From glass doors that create office space from a corner of the living room to furniture solutions that help spaces work better, innovative solutions of all kinds have garnered increased interest in recent years.

“Our president talks about Swiss army knife cuisine,” Ruthoff offers as an example. “Kitchens don’t necessarily have to be bigger, but they have to do more. These are more detailed kitchen cabinets that have more efficient storage.

Has the pandemic killed the open floor plan in new homes?

Even though people need their space to do more, the open floor plan remains popular with homeowners and buyers.

Quint says that in a recent NAHB survey, about 34% of remodelers said they were working on projects to make floor plans more open. Only 2% said they had a job that created more secluded spaces.

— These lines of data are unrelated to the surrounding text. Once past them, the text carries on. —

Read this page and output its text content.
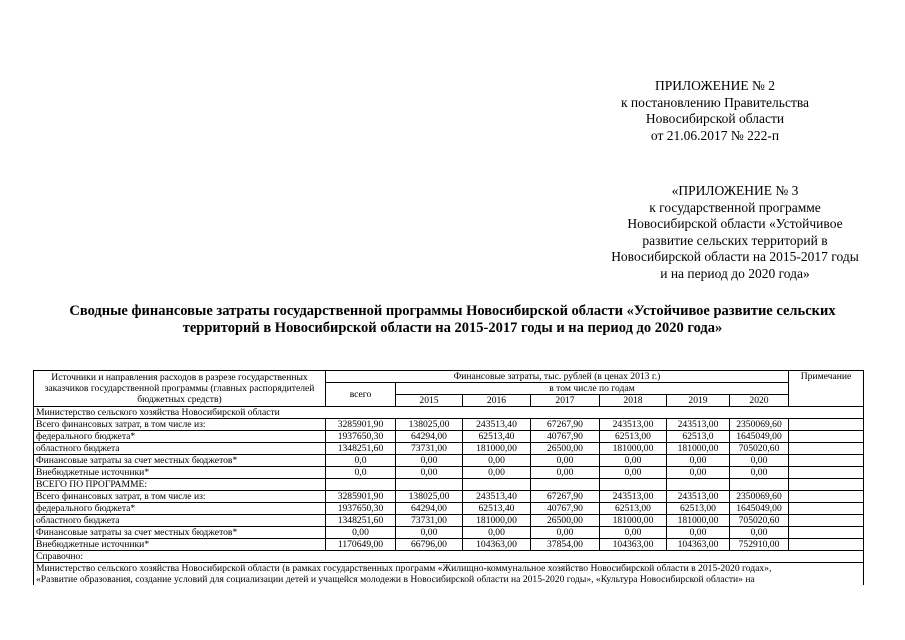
ПРИЛОЖЕНИЕ № 2
к постановлению Правительства
Новосибирской области
от 21.06.2017 № 222-п
«ПРИЛОЖЕНИЕ № 3
к государственной программе
Новосибирской области «Устойчивое
развитие сельских территорий в
Новосибирской области на 2015-2017 годы
и на период до 2020 года»
Сводные финансовые затраты государственной программы Новосибирской области «Устойчивое развитие сельских
территорий в Новосибирской области на 2015-2017 годы и на период до 2020 года»
Источники и направления расходов в разрезе государственных заказчиков государственной программы (главных распорядителей бюджетных средств)	Финансовые затраты, тыс. рублей (в ценах 2013 г.)							Примечание
	всего	в том числе по годам						
		2015	2016	2017	2018	2019	2020	
Министерство сельского хозяйства Новосибирской области								
Всего финансовых затрат, в том числе из:	3285901,90	138025,00	243513,40	67267,90	243513,00	243513,00	2350069,60	
федерального бюджета*	1937650,30	64294,00	62513,40	40767,90	62513,00	62513,0	1645049,00	
областного бюджета	1348251,60	73731,00	181000,00	26500,00	181000,00	181000,00	705020,60	
Финансовые затраты за счет местных бюджетов*	0,0	0,00	0,00	0,00	0,00	0,00	0,00	
Внебюджетные источники*	0,0	0,00	0,00	0,00	0,00	0,00	0,00	
ВСЕГО ПО ПРОГРАММЕ:								
Всего финансовых затрат, в том числе из:	3285901,90	138025,00	243513,40	67267,90	243513,00	243513,00	2350069,60	
федерального бюджета*	1937650,30	64294,00	62513,40	40767,90	62513,00	62513,00	1645049,00	
областного бюджета	1348251,60	73731,00	181000,00	26500,00	181000,00	181000,00	705020,60	
Финансовые затраты за счет местных бюджетов*	0,00	0,00	0,00	0,00	0,00	0,00	0,00	
Внебюджетные источники*	1170649,00	66796,00	104363,00	37854,00	104363,00	104363,00	752910,00	
Справочно:								

Министерство сельского хозяйства Новосибирской области (в рамках государственных программ «Жилищно-коммунальное хозяйство Новосибирской области в 2015-2020 годах»,
«Развитие образования, создание условий для социализации детей и учащейся молодежи в Новосибирской области на 2015-2020 годы», «Культура Новосибирской области» на								
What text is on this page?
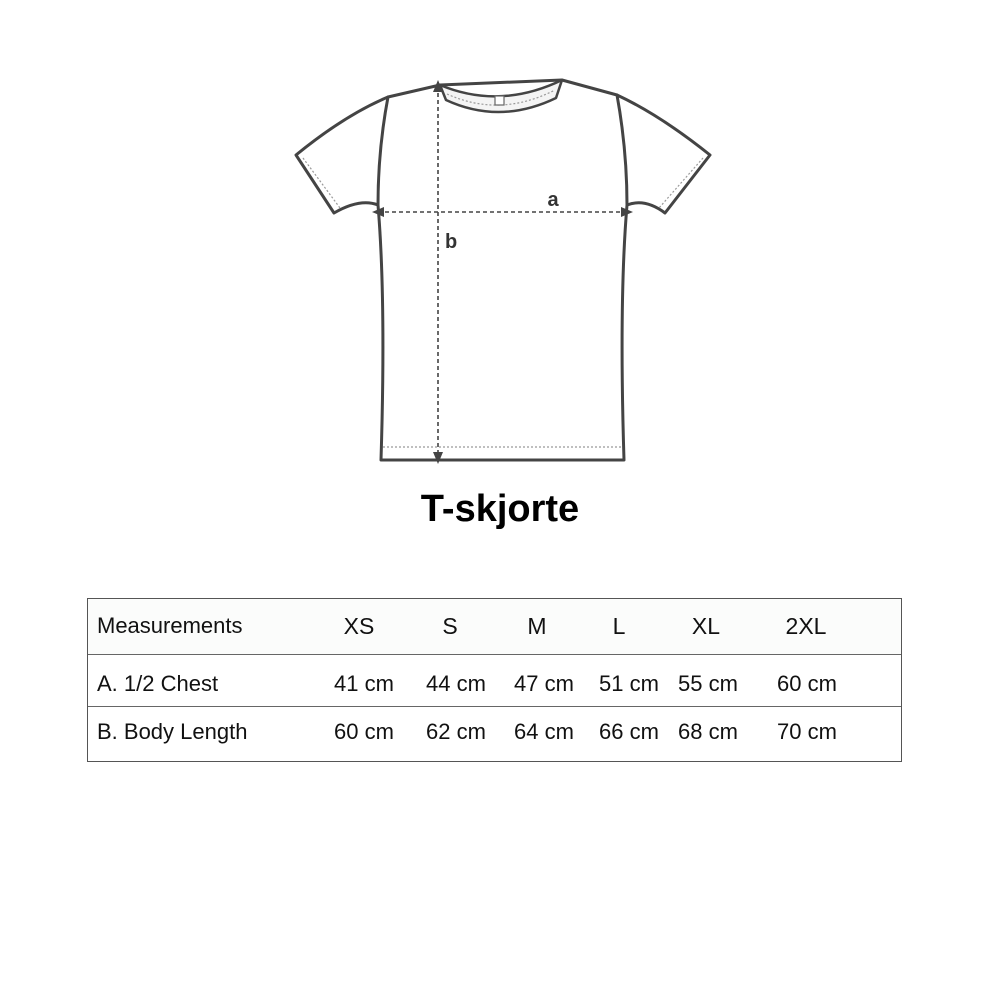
a
b
T-skjorte
Measurements	XS	S	M	L	XL	2XL
A. 1/2 Chest	41 cm 44 cm 47 cm 51 cm 55 cm 60 cm
B. Body Length	60 cm 62 cm 64 cm 66 cm 68 cm 70 cm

Ruthoff agrees. “The open floor plan isn’t going away,” he says. “But we’re creating opportunities for adjacent spaces that are connected, but not fully connected.”

A futuristic solution that is just beginning to attract attention, he adds, are moveable walls. “We are seeing the advent of flexible wall systems that will allow walling in or changing the floor plan,” he says. “It’s still got a few years left in its true application, but I think it’s coming.”

Architects and builders are also more concerned with creating spaces at the right scale. “Some of the spaces we were creating around 2010 were too big,” says Ruthoff. “We sometimes call it swirling space, just space for space’s sake. But it comes down to: you can’t sit very far from the television before it becomes uncomfortable.

New Homes Emphasize Indoor-Outdoor Living

Homeowners have also begun to place a higher value on outdoor living spaces during the pandemic. Patios, decks and porches have been popular additions in recent years, according to Quint.

Ruthoff says more and more people now want outdoor spaces that feel like a natural extension of their indoor rooms. This includes using complementary materials inside and out and creating unobstructed sight lines to the outside.

“It’s the idea of ​​making sure people feel holistically connected, which contributes to physical well-being and well-being,” he says. “The amount of natural light you get in the house is important for keeping people healthy.”

At the end of the line

The pandemic has changed what people need and want in a home, and builders and architects are responding with new, more adaptable floor plans. From more outdoor space to increased flexibility indoors, the design of the house is evolving to meet the demands of the moment.